Measurement Equipment and Environment

• Integrating Sphere Optical Testing System / High-Precision Spectral Analyzer
• Temperature: 28°C ± 5°C
• Humidity: 65% ± 5%
• Test Voltage: DC 12V
• Test Date: July 15, 2024

Test Samples

Test samples included one 1-meter length each of standard color temperature LED strips: 3000K, 4000K, and 6500K.

Testing Method

1) Adjust the DC power supply to output the correct 12V output according to the LED strip’s voltage specifications. Verify the voltage accuracy using a multimeter.

2) Test the light strip before spraying glue using an integrating sphere and spectrophotometer. Record corresponding data, including luminous intensity, luminous efficacy, color rendering index, and color temperature.

3) Test the light strip after spraying glue using an integrating sphere and spectrophotometer. Record corresponding data, including luminous intensity, luminous efficacy, color rendering index, and color temperature.

4) Record and save all data.

Test Data for LED Light Strips Before and After Spraying Glue

Summary Analysis

Luminous Efficiency and Color Temperature Stability

After spray coating, LED strip luminous efficiency generally decreased, while color temperature (CCT) fluctuations increased significantly, particularly noticeable at 3000K and 6500K color temperatures.

Key Parameter Comparison

• 3000K Color Temperature: Luminous efficacy decreased from 107.9 lm/W to 104 lm/W, while color temperature increased from 2914K to 3040K.

• 4000K Color Temperature: Luminous efficacy decreased from 112.5 lm/W to 109.9 lm/W, while color temperature increased from 4012K to 4190K.

• 6500K Color Temperature: After spraying, luminous efficacy decreased from 110.4 lm/W to 105.1 lm/W, while color temperature increased from 6632K to 7076K.

Analysis of Parameter Changes

• ‌Luminous Efficacy Decrease‌: The sprayed layer (silicone) may have weakened light reflection, increased light loss, and reduced luminous efficacy.

• ‌Color Temperature Shift‌: The differing absorption/reflection characteristics of silicone material across wavelengths caused enhanced reflection of blue light components at high color temperatures (6500K), shifting the color temperature toward cool white. At low color temperatures (3000K), the silicone’s influence was minimal, resulting in smaller fluctuations.

Process Optimization Recommendations

• Silicone Material Selection: Prioritize silicone with high light transmittance (≥95%) and low color shift to minimize blue light reflection interference.

• ‌Spray Coating Process Control: Achieve uniform application via machine vision motion control systems to prevent luminous efficacy fluctuations caused by uneven thickness.

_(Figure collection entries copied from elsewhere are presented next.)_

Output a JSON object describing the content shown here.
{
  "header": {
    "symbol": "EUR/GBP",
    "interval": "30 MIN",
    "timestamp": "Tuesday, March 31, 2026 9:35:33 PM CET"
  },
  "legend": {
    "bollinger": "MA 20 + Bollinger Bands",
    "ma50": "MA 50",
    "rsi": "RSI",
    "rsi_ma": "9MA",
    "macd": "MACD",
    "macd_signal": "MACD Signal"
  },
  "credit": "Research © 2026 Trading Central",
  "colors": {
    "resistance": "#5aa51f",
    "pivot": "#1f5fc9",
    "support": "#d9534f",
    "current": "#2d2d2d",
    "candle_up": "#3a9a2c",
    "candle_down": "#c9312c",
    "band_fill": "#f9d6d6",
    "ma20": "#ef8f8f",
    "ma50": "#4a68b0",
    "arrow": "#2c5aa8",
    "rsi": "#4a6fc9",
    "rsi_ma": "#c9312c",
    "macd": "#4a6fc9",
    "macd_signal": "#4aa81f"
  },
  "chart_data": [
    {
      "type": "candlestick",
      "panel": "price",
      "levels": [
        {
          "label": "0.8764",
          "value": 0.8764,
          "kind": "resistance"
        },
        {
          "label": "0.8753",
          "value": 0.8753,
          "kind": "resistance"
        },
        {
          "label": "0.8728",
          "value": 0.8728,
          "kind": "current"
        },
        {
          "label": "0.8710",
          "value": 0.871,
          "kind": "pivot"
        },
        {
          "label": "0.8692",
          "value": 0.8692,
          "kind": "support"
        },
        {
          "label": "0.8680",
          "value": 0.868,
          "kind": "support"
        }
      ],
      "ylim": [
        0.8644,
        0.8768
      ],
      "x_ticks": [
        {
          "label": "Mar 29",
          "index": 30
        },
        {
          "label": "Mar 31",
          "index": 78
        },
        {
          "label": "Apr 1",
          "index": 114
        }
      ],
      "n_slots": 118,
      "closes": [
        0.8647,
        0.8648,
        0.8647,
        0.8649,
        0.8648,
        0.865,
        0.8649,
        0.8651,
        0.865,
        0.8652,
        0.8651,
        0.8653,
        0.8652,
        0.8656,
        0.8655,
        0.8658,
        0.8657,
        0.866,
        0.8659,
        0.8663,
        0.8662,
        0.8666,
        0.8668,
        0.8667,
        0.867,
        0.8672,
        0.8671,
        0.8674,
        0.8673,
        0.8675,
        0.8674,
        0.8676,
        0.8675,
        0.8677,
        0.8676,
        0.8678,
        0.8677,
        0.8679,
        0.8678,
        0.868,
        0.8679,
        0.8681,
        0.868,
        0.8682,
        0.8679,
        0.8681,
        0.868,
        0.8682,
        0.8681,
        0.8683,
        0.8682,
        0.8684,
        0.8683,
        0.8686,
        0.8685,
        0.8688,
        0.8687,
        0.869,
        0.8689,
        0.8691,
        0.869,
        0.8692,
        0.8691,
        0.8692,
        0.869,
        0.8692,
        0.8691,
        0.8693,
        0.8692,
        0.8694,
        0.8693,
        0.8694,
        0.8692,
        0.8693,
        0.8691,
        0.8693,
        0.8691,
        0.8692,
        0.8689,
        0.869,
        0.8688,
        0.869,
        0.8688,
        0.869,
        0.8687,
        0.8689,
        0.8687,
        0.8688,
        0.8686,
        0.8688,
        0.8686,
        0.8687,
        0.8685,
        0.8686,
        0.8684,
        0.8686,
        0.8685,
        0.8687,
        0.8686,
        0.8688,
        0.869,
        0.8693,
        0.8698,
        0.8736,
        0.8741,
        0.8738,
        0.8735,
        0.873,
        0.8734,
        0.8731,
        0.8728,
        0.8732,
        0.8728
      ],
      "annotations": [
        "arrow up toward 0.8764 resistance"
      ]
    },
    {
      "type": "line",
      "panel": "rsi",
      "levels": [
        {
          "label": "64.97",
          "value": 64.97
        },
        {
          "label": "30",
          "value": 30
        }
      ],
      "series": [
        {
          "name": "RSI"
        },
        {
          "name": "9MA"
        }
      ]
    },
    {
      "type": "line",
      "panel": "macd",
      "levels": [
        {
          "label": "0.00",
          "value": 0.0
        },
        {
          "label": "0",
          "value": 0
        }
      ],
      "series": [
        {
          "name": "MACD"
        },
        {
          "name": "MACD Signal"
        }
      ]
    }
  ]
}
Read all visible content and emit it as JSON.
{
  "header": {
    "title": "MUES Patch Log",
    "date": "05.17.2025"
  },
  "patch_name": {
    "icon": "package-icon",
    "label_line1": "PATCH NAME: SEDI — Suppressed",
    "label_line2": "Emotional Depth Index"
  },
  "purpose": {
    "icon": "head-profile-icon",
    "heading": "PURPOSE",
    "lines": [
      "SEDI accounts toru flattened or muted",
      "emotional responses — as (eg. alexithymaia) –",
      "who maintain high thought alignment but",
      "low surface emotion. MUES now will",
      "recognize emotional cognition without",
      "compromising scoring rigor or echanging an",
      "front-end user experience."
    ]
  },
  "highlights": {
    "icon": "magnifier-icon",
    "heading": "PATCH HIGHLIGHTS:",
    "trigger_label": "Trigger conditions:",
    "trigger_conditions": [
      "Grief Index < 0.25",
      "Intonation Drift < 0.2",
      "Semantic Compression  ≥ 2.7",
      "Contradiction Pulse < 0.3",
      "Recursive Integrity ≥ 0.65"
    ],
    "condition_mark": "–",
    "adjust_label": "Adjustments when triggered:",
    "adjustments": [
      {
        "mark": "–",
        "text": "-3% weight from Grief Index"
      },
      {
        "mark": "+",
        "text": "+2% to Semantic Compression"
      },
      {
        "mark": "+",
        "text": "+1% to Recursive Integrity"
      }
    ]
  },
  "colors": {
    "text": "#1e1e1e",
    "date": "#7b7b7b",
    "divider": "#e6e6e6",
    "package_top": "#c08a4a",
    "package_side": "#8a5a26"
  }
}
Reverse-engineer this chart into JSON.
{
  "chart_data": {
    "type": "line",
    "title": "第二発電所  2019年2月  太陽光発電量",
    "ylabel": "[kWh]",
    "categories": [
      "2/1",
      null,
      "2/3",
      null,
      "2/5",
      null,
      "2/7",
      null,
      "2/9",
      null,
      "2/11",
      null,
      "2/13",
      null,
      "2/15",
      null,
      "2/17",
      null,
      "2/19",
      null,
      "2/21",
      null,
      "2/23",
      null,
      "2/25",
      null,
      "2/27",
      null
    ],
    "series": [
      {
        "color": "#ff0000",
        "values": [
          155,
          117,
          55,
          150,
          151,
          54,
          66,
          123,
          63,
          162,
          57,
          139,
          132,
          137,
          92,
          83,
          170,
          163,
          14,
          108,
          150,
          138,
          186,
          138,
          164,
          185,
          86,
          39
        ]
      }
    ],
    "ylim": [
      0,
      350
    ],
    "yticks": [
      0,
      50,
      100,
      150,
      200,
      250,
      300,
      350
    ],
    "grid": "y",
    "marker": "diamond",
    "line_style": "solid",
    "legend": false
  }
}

• ‌Color Temperature Calibration Solution: For color temperatures above 6000K, incorporate trace amounts of red light compensators into the silicone or adjust the blue light proportion in LED chips to stabilize color temperature within 6000K ± 200K. For 3000K-4000K color temperature strips, the silicone spray coating process can be directly applied. For 6500K color temperature, optimize the silicone formulation or add a secondary calibration process to ensure luminous efficacy and color temperature compliance.